09 Apr 2015

Final Project Update

My final project takes 10,000 Dilbert comic strips and slices each of them into individual panels. It then performs optical character recognition on each of the panels to extract the dialogue. The dialogue is then associated with each panel. Performing natural language processing on the dialog can determine the subject and context of the dialogue, so that a new comic strip can be generated with panels from each strip.

I had previously scraped the text from all of the comic strips published to date. The text is not associated with each panel; they are a bunch of lines that only apply to the strip.

So far, I’ve

Cleaned up the original transcript, which contains a lot of inconsistencies in how the dialog is captured. A lot of the transcripts contain additional text that is not part of the dialogue, so I’ve had to write some code to spearate only the relevant dialog.

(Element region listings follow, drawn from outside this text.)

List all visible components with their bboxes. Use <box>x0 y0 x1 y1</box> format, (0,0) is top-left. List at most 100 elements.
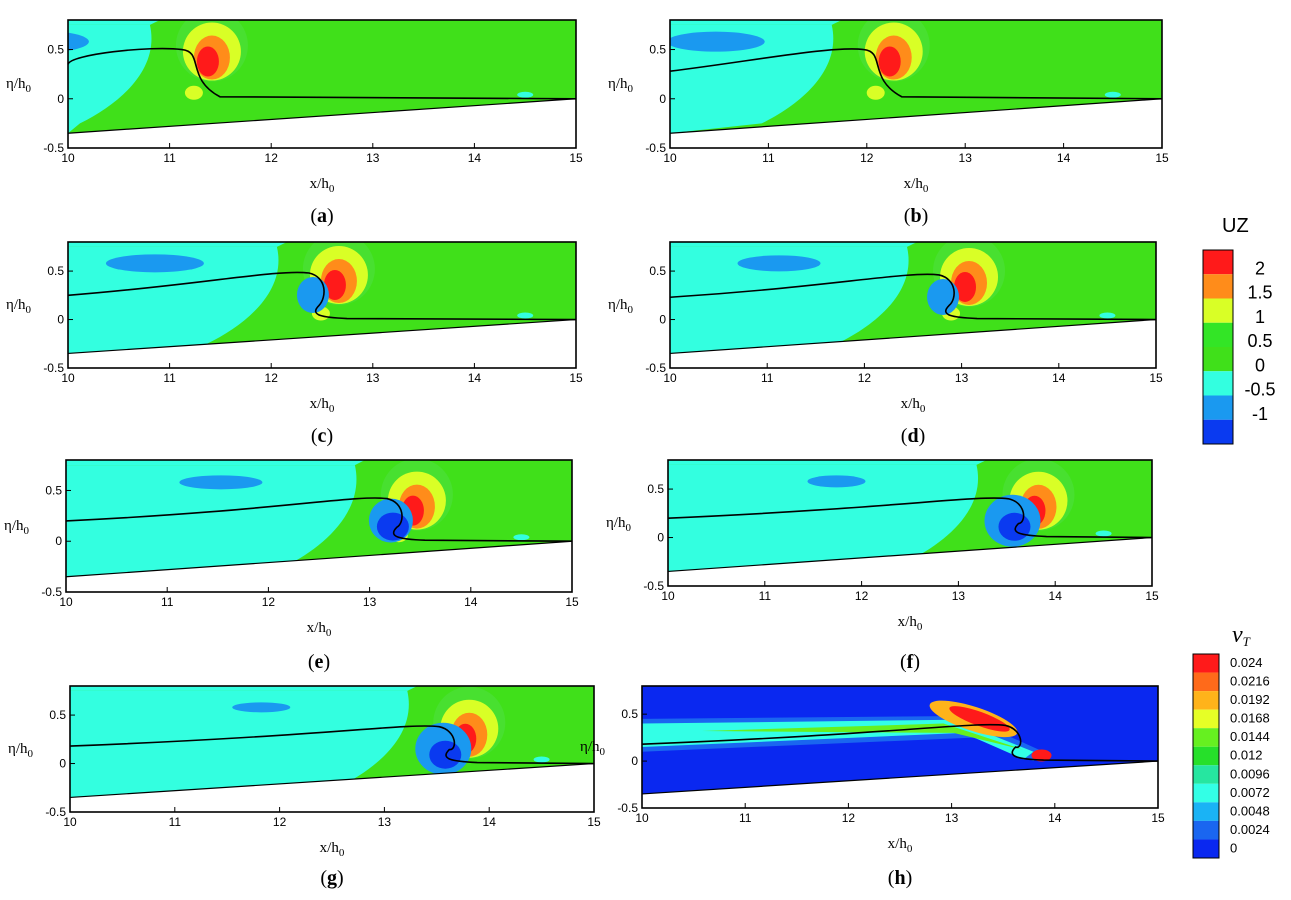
cyan-region <box>668 464 979 572</box>
x-tick-label: 15 <box>1149 371 1163 385</box>
plot-frame <box>65 459 573 593</box>
panel-h: 10 11 12 13 14 15 -0.5 0 0.5 x/h0 η/h0 (h) <box>580 685 1165 889</box>
colorbar-tick-label: 0 <box>1230 840 1237 855</box>
negative-blob <box>68 32 89 51</box>
contour-field <box>68 20 576 148</box>
x-tick-label: 10 <box>661 589 675 603</box>
contour-field <box>68 242 576 368</box>
jet-core <box>998 512 1031 541</box>
colorbar-tick-label: 1 <box>1255 307 1265 327</box>
negative-blob <box>737 255 821 272</box>
free-surface <box>67 271 577 321</box>
contour-field <box>70 686 594 812</box>
ring-4 <box>954 271 977 302</box>
tail-spot <box>1095 530 1112 537</box>
x-tick-label: 14 <box>1057 151 1071 165</box>
x-axis-label: x/h0 <box>904 176 929 195</box>
cyan-region <box>670 24 834 134</box>
y-tick-label: 0 <box>57 313 64 327</box>
panel-caption: (c) <box>311 425 333 447</box>
ring-4 <box>878 46 901 77</box>
panel-caption: (d) <box>901 425 925 447</box>
y-tick-label: 0.5 <box>649 264 666 278</box>
y-axis-label: η/h0 <box>606 515 632 534</box>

Developed code that looks for the borders of each of the three panels of a strip so that it can be cleanly cropped.

Written code to performan OCR on the individual panels. Because of the variation in the text placement in the strip, the OCR is not perfect, so I’m using a Levenshtein algorithm to compare the OCR’ed text with the transcript for a particular strip and then deduce which of the text belongs to one specific panel.

What’s left

I need to refine the code to compare the OCR’ed text with the original transcript. There are still many cases where the OCR’ed text does not match up with the original transcript.

I need to write code to look through the panel-specific dialogue and determine the dialogue context.

I need to then, based on the dialog content of a particular panel, develop code to select panels from different strip that are related.

I would then need to create a web page that allows the user to create new panels based on specific criteria.